As simple as possible and as complex as needed
Ferket does not consider quant equity investing to be a hype. “On the contrary: I think we are just at the beginning. Over the past years, a lot of assets shifted to purely passive products as investors were disappointed in active management. These passive products however are market-cap weighted investments, which is not necessarily the smartest way of investing. As a result, part of the assets in passive strategies moved to quantitative strategies, such as factor investing, enhanced indexing and semi-passive solutions.”
Ferket sees two important advantages of quant strategies over passive investments. “First of all, they have a more attractive risk-return profile. In the expected lower return environment (with returns averaging 6% to 7%), an excess return of 50 to 150 basis points – or even more - is quite a lot. Second, passive strategies are also passive in term of sustainability or ESG integration. There are several institutional clients, especially in the Netherlands and Scandinavia, who look for asset managers who integrate ESG information in their investment process. We have seen quite some interest, for example, in Robeco Quant Sustainable Global Equities, which offers the market return with enhanced sustainability.”
Most of clients’ quant assets are in the core part of their portfolio and tend to be beta-driven strategies. The satellite part of the portfolio will more and more be filled in with fundamental high-conviction, alpha-driven products, such as Robeco’s Stars products.
Of course every type of investing has its own vulnerabilities. “It is very important to explain to your clients how you invest,” Ferket emphasizes. “Not all our retail clients fully understand the quant products in which they invest. Some are attracted by the good returns or enhanced risk profile. It is our duty to keep explaining when we expect a strategy to do well, and when we don’t. A client needs to know that, for example, in a strong bull market, Conservative Equity products usually lag behind the market, although they will still yield decent returns.”
Robeco’s guiding principle is: Keep it as simple as possible and as complex as needed. “We do not change for change’s sake,” Ferket notes. “This means that our researchers have to accept that research will not always lead to adjustments in the strategy. There is no room for egos. Several of our researchers have a PhD. The research required to achieve that, tends to make one humble. And I think this contributes to our success. We have put much effort and research into dynamic allocation, for example, but we have not found that it improves the risk-return profile of our strategies. Two years of research have therefore not led to any concrete changes. Of course, it has greatly deepened our insights.”

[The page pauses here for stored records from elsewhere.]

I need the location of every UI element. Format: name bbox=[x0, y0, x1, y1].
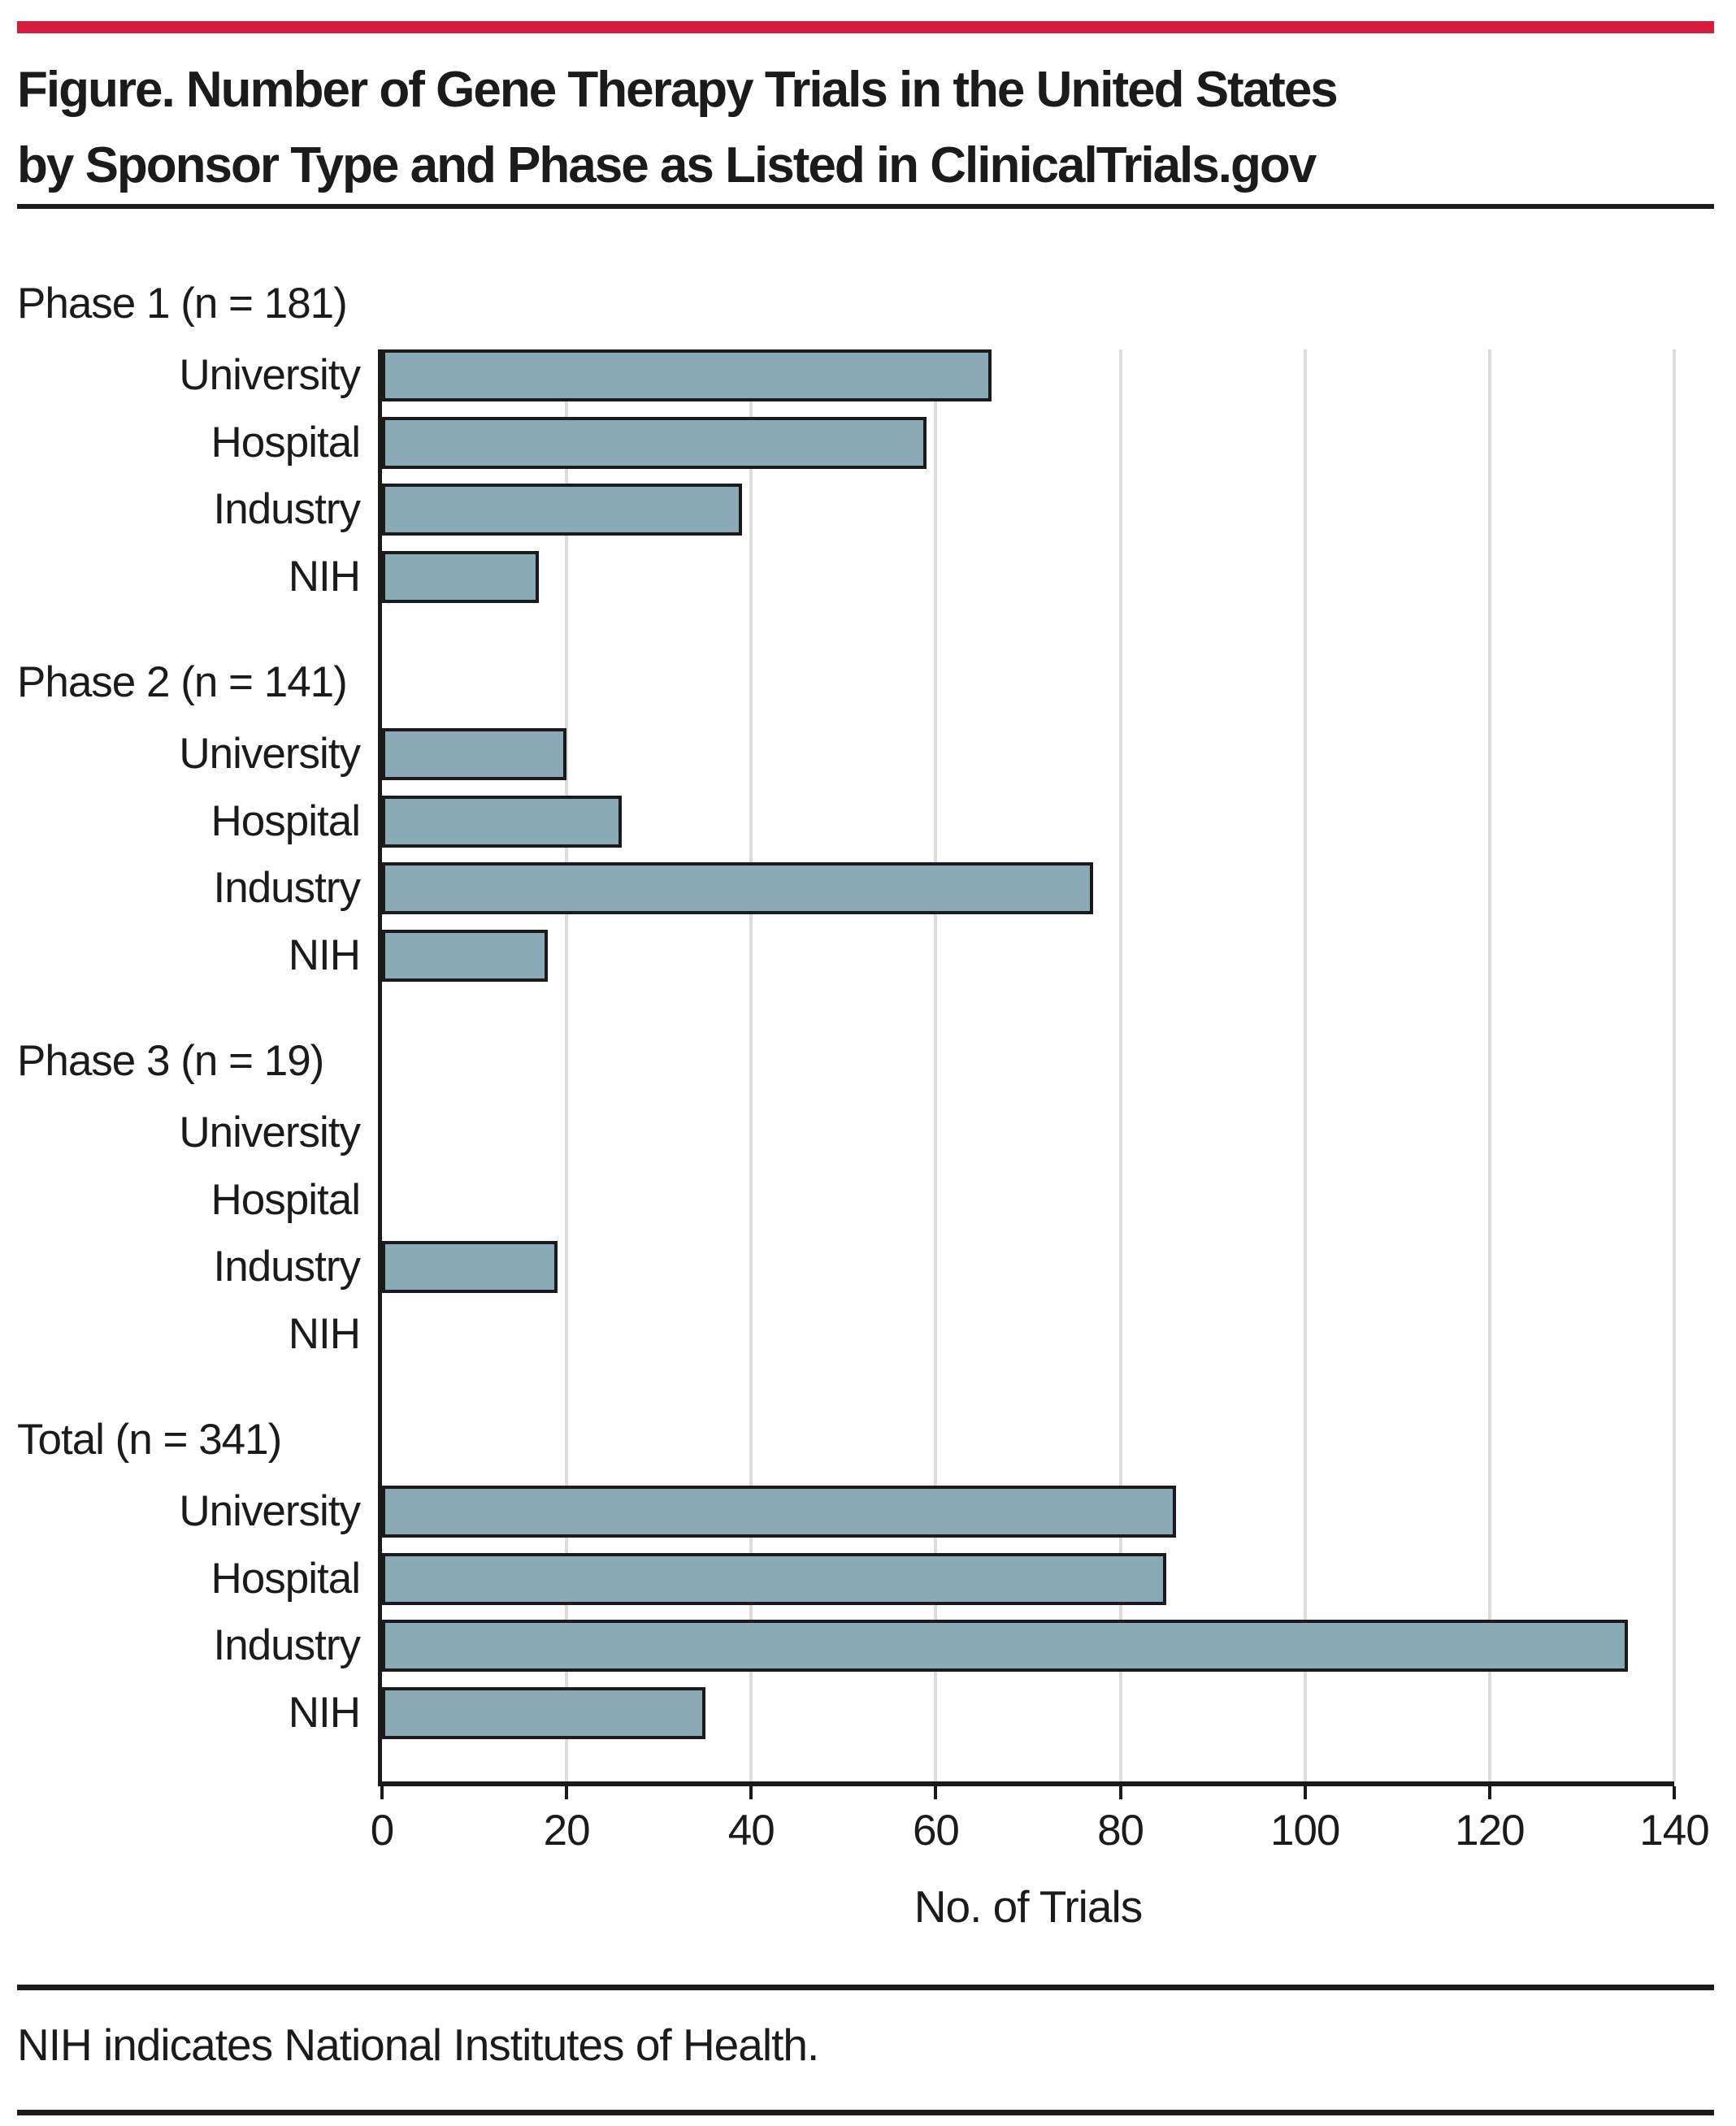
bar-total-hospital bbox=[382, 1552, 1167, 1605]
bar-row-hospital: Hospital bbox=[211, 416, 1674, 484]
bar-row-industry: Industry bbox=[213, 862, 1674, 930]
bar-total-nih bbox=[382, 1686, 705, 1739]
bar-phase-2-nih bbox=[382, 929, 549, 982]
gridline-40 bbox=[749, 349, 753, 1781]
x-tick-label-20: 20 bbox=[543, 1807, 591, 1855]
category-label-hospital: Hospital bbox=[210, 1175, 361, 1224]
title-divider-rule bbox=[17, 204, 1714, 209]
gridline-100 bbox=[1303, 349, 1307, 1781]
bar-phase-1-industry bbox=[382, 484, 742, 536]
bar-row-university: University bbox=[179, 728, 1674, 796]
bar-row-nih: NIH bbox=[289, 929, 1674, 997]
gridline-120 bbox=[1487, 349, 1491, 1781]
category-label-university: University bbox=[179, 351, 361, 399]
category-label-industry: Industry bbox=[213, 485, 361, 533]
bar-row-industry: Industry bbox=[213, 1620, 1674, 1687]
category-label-industry: Industry bbox=[213, 1621, 361, 1669]
bar-row-university: University bbox=[179, 1486, 1674, 1553]
x-tick-20 bbox=[565, 1786, 569, 1799]
gridline-140 bbox=[1673, 349, 1676, 1781]
x-tick-80 bbox=[1118, 1786, 1122, 1799]
group-label-phase-2: Phase 2 (n = 141) bbox=[17, 658, 348, 706]
bar-phase-2-industry bbox=[382, 862, 1093, 914]
bar-row-hospital: Hospital bbox=[211, 1174, 1674, 1242]
category-label-nih: NIH bbox=[288, 1688, 361, 1737]
x-tick-100 bbox=[1303, 1786, 1307, 1799]
category-label-nih: NIH bbox=[288, 552, 361, 601]
group-label-row: Phase 3 (n = 19) bbox=[17, 996, 1674, 1107]
x-tick-label-40: 40 bbox=[727, 1807, 775, 1855]
x-tick-label-120: 120 bbox=[1455, 1807, 1525, 1855]
x-tick-60 bbox=[934, 1786, 938, 1799]
bar-row-hospital: Hospital bbox=[211, 795, 1674, 863]
category-label-hospital: Hospital bbox=[210, 796, 361, 845]
bar-phase-3-industry bbox=[382, 1241, 558, 1293]
bar-row-university: University bbox=[179, 349, 1674, 417]
bar-phase-1-nih bbox=[382, 550, 540, 603]
bar-row-nih: NIH bbox=[289, 550, 1674, 618]
gridline-80 bbox=[1118, 349, 1122, 1781]
accent-bar bbox=[17, 21, 1714, 33]
category-label-nih: NIH bbox=[288, 1309, 361, 1358]
category-label-hospital: Hospital bbox=[210, 418, 361, 466]
bar-phase-1-university bbox=[382, 349, 992, 401]
category-label-industry: Industry bbox=[213, 864, 361, 912]
x-tick-40 bbox=[749, 1786, 753, 1799]
category-label-nih: NIH bbox=[288, 931, 361, 979]
footnote-top-rule bbox=[17, 1985, 1714, 1990]
x-tick-120 bbox=[1487, 1786, 1491, 1799]
bar-row-hospital: Hospital bbox=[211, 1552, 1674, 1621]
bar-phase-1-hospital bbox=[382, 416, 927, 469]
group-label-row: Phase 2 (n = 141) bbox=[17, 618, 1674, 728]
x-tick-140 bbox=[1673, 1786, 1676, 1799]
bar-row-university: University bbox=[179, 1107, 1674, 1174]
category-label-university: University bbox=[179, 730, 361, 778]
group-label-phase-1: Phase 1 (n = 181) bbox=[17, 280, 348, 328]
x-tick-label-100: 100 bbox=[1269, 1807, 1340, 1855]
plot-area: University Hospital Industry NIH Phase 2 (n … bbox=[17, 349, 1676, 1786]
bar-row-industry: Industry bbox=[213, 484, 1674, 551]
bar-phase-2-university bbox=[382, 728, 567, 780]
figure-title-line-2: by Sponsor Type and Phase as Listed in C… bbox=[17, 137, 1317, 193]
figure-title-line-1: Figure. Number of Gene Therapy Trials in… bbox=[17, 62, 1339, 118]
bar-total-university bbox=[382, 1486, 1176, 1538]
group-label-phase-3: Phase 3 (n = 19) bbox=[17, 1037, 324, 1085]
bar-row-nih: NIH bbox=[289, 1308, 1674, 1376]
gridline-60 bbox=[934, 349, 938, 1781]
x-tick-label-60: 60 bbox=[912, 1807, 960, 1855]
figure-title: Figure. Number of Gene Therapy Trials in… bbox=[17, 52, 1691, 203]
bar-row-nih: NIH bbox=[289, 1686, 1674, 1755]
category-label-university: University bbox=[179, 1109, 361, 1156]
group-label-total: Total (n = 341) bbox=[17, 1416, 282, 1464]
category-label-industry: Industry bbox=[213, 1243, 361, 1291]
bar-row-industry: Industry bbox=[213, 1241, 1674, 1308]
x-axis: 0 20 40 60 80 100 120 140 bbox=[371, 1786, 1710, 1876]
footnote: NIH indicates National Institutes of Hea… bbox=[17, 2020, 819, 2070]
gridline-20 bbox=[565, 349, 569, 1781]
bar-total-industry bbox=[382, 1620, 1629, 1672]
x-tick-label-0: 0 bbox=[370, 1807, 395, 1855]
x-axis-title: No. of Trials bbox=[914, 1881, 1143, 1932]
x-tick-0 bbox=[380, 1786, 384, 1799]
bar-phase-2-hospital bbox=[382, 795, 623, 848]
category-label-university: University bbox=[179, 1487, 361, 1535]
group-label-row: Total (n = 341) bbox=[17, 1375, 1674, 1486]
category-label-hospital: Hospital bbox=[210, 1554, 361, 1603]
x-tick-label-80: 80 bbox=[1097, 1807, 1144, 1855]
x-tick-label-140: 140 bbox=[1639, 1807, 1709, 1855]
footnote-bottom-rule bbox=[17, 2110, 1714, 2115]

“We keep our strategies as ‘simple’ as possible, at least at first sight,” Ferket continues. “The true sophistication lies within our products. I think it’s great that we have solid, reliable people who are truly passionate about their profession and have an inner drive to understand how the market works and how we can benefit for our clients.”
Ferket is a strong believer in the sustainability of quantitative equity strategies. “Fear and greed are human emotions that will not disappear,” he states. “Investment restrictions won’t either. In addition, I do not expect everyone to make use of the biases or move to quant investing. Passive investments will not go away, nor will fundamental active strategies. Granted, once factor investing becomes more mainstream the premiums may become smaller, but they are here to stay.”